Springfield Illinois Bloggers | Main | Illinois State Capitol at Christmas 2005

Saturday, December 17, 2005

Lowering drug costs for seniors

An article in Consumers Union discusses how senior citizens can save up to thousands of dollars on drug costs: New Study Finds Seniors Can Save More than $5,000 with Medicare Drug Benefit by Switching to Alternative Medicines - Selecting medicines based on evidence, not advertising, saves seniors, taxpayers:

Seniors struggling with the new Medicare drug benefit could save thousands of dollars in out-of-pocket costs by first talking with their doctor about switching to alternative, effective low-cost medicines before signing up with a drug plan, according to a new analysis by Consumers Union.
[...]
"By providing unbiased information about which drugs are most effective and safe, we can counter the wasteful spending on drug advertising and give meaningful financial relief to consumers and taxpayers," [Gail] Shearer said.

Gail Shearer is the director of the Consumer Reports Best Buy Drugs project.

One thing that occurred to me while reading this article (I haven't yet read the report), is the effect the Medicare Part D benefit will have on doctors' offices.
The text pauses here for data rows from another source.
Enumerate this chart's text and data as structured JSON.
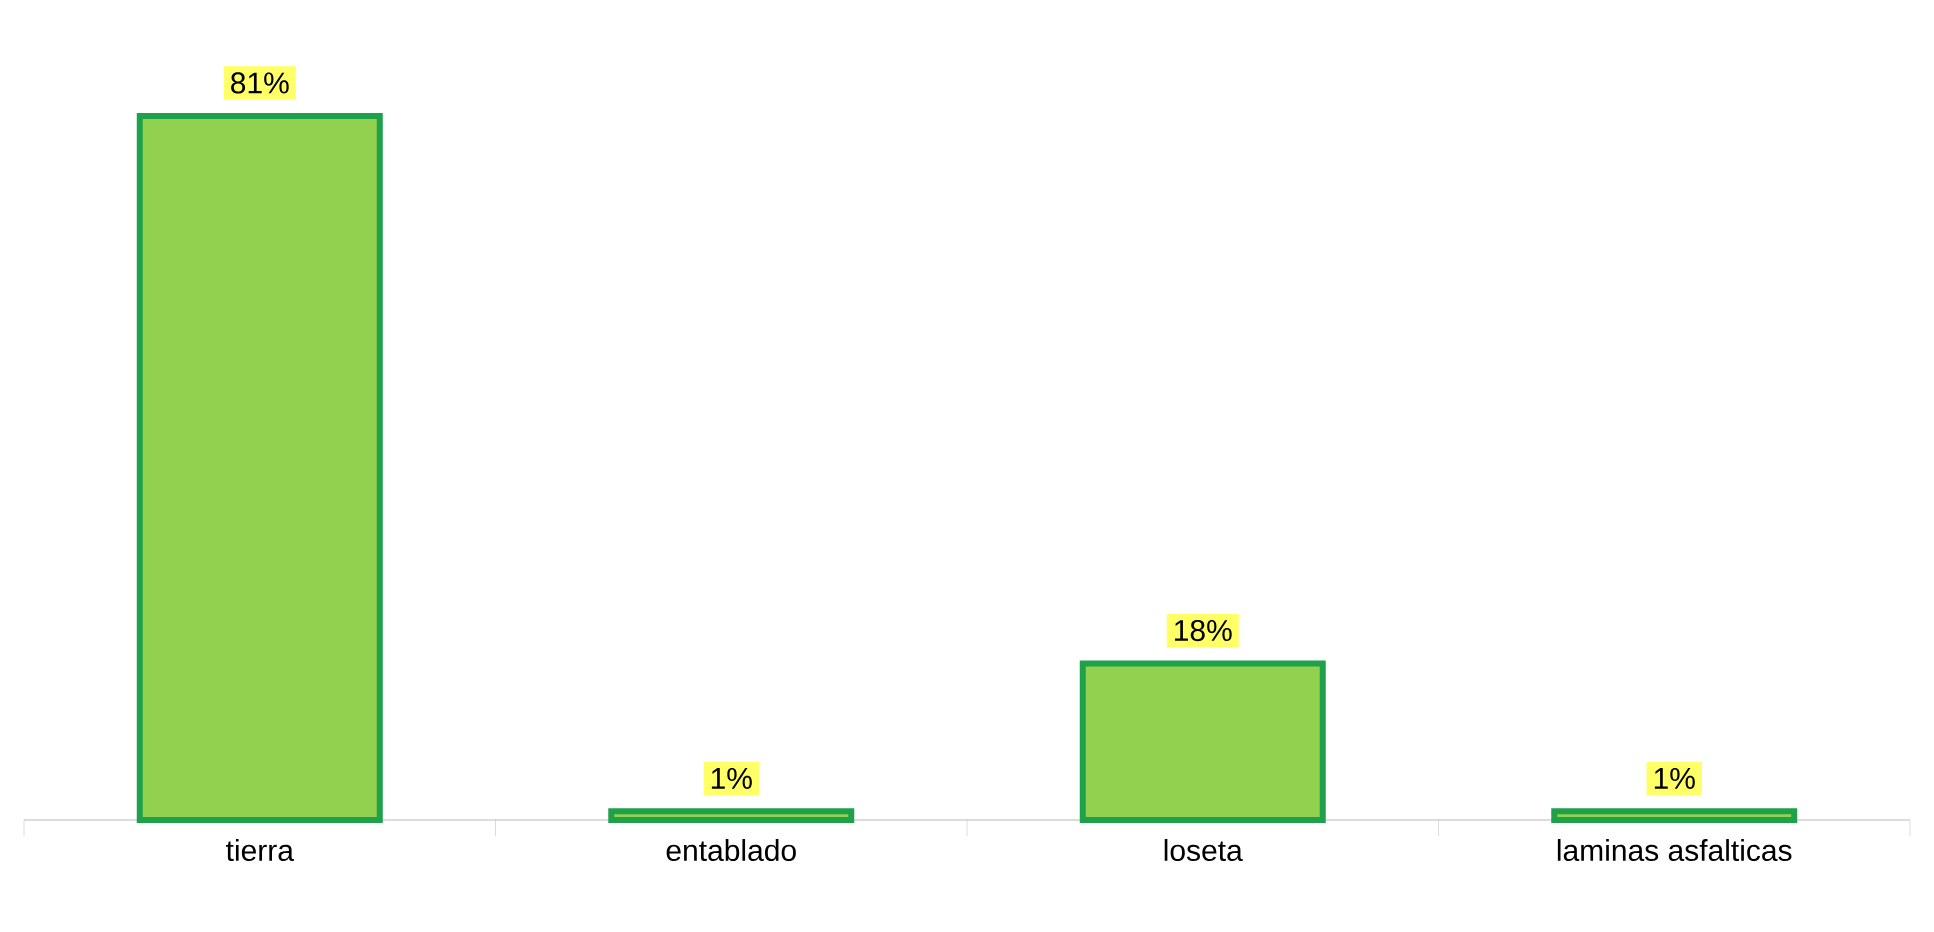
{
  "chart_data": {
    "type": "bar",
    "categories": [
      "tierra",
      "entablado",
      "loseta",
      "laminas asfalticas"
    ],
    "values": [
      81,
      1,
      18,
      1
    ],
    "color": "#92d050",
    "value_labels": [
      "81%",
      "1%",
      "18%",
      "1%"
    ]
  }
}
What I'm thinking about is the pharmaceutical sales people who pitch doctors to prescribe their companies' drugs to patients. I'm still formulating my thoughts on this. But, I'm wondering what kind of incentives doctors get from drug companies for pushing particular drugs. And, will those incentives, if any, change or disappear when Part D goes into effect.

One question comes to mind: If a doctor is getting incentives from a drug company, will they be motivated to prescribe a different drug, even if it means saving the patient lots of money, if there are no incentives for doing so.